Thursday, May 22, 2014

A Non-Rant On Unemployment

Some afternoons when I'm walking the dogs, it just hits me. I'm unemployed. Being unemployed is not something that's on my mind 24/7 like you may think it is. My life so quickly becomes a routine that being home all day starts to feel normal; not at all like some big life event happened out of nowhere and caused this change. It's been 83 days now since I was laid off unexpectedly. That seems like such a huge number when I count it up. I can't have been unemployed, job searching, at home with nothing to do all day for 83 days!

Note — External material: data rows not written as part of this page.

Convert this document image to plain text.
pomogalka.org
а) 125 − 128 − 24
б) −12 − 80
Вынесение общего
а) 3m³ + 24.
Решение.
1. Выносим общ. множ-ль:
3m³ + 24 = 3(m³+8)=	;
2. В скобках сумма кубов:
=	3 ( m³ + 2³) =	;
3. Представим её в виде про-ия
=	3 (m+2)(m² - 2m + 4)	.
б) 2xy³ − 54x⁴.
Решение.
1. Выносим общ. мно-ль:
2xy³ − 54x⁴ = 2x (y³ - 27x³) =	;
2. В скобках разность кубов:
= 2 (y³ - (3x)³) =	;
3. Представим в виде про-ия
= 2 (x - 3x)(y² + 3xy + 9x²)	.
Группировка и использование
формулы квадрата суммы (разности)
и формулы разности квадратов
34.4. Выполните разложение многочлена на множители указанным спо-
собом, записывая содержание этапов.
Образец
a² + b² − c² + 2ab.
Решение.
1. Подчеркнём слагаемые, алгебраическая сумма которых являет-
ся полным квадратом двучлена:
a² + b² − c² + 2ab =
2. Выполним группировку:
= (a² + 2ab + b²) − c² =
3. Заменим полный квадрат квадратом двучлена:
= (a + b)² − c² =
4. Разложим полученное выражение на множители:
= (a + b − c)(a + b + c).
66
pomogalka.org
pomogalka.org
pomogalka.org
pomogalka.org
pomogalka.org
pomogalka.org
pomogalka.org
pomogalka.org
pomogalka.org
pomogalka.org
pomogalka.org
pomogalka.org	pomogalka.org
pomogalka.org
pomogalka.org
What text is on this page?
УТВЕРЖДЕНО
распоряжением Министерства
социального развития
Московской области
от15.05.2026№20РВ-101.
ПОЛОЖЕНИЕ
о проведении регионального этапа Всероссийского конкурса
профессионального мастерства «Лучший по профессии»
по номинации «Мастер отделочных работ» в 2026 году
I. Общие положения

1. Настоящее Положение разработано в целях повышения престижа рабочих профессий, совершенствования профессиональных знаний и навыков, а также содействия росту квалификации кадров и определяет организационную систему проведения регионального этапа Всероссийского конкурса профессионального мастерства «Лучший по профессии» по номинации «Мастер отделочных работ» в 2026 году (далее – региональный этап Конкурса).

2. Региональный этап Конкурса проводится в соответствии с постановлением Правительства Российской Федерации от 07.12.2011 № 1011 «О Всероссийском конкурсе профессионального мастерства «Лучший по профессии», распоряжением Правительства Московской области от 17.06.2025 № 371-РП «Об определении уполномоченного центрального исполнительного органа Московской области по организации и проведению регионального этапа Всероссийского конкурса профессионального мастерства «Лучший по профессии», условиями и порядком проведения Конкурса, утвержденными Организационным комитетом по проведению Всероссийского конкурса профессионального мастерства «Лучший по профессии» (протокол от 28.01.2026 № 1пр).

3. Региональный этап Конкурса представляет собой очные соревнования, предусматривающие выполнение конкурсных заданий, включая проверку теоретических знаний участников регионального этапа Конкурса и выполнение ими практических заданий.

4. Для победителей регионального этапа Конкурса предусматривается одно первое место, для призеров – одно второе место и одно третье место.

But I have. And that's okay.

Last time I felt horrible about myself because of my unemployment. Even though I quit my job to move across the country with my husband for his job which is not a bad reason to be out of work. I was out of work for 7 months that time and I remember feeling so awful about myself, so frantic to find a job. Every rejection e-mail was like a punch to the gut. Why didn't they want me? What am I doing wrong?

This time doesn't feel like that. Which is odd since this time I'm not unemployed by choice. Being let go was one of the worst feelings I've ever had. It was hurtful and embarrassing and humbling. Even 83 days later, when I think about some of the events that took place that week, I feel a giant scream of anxiety shoot through my chest. But as the days pass by, I've been pleasantly surprised to see that these feelings haven't bled over into the rest of my life. The manner with which I became unemployed makes me feel not so great, but my actual unemployment isn't the torturous experience it was last time.

Maybe I've matured? Maybe I just disliked my last job SO MUCH that being out of work feels like a much needed respite? Maybe I just like myself more this time around?

Whatever it is, I'm always pleasantly surprised when the fact that I'm unemployed randomly dawns on me during the day rather than allowing it to keep me up at night or to ruin my days.

The dogs and I took our usual route around the complex earlier today. We squinted into the sun and watched cars drive by with moms picking their kids up from school, students off to class, and people returning to work after a late lunch break. I shuffled along, keeping a slow pace so Gizmo could smell every blade of grass that tickled his fancy and so Tuffy could roll around on some stinky part of the ground that makes him want to rub all over it in ecstasy. Me, in my cut off jean shorts and fluffy topknot, with nowhere to go. No meetings to take, calls to make, or tasks to complete. I pulled the dogs aside before we went back home and sat them down in the shade. I stared at my feet in the grass and Gizmo's giant panting smile as the cold blades hit his hot belly. And it hit me, I'm unemployed.

And that's okay.



***Hey there Maryland Unemployment people...I do apply for a bunch of jobs during the day when I'm not lounging in the sun and/or typing blog posts. I swear.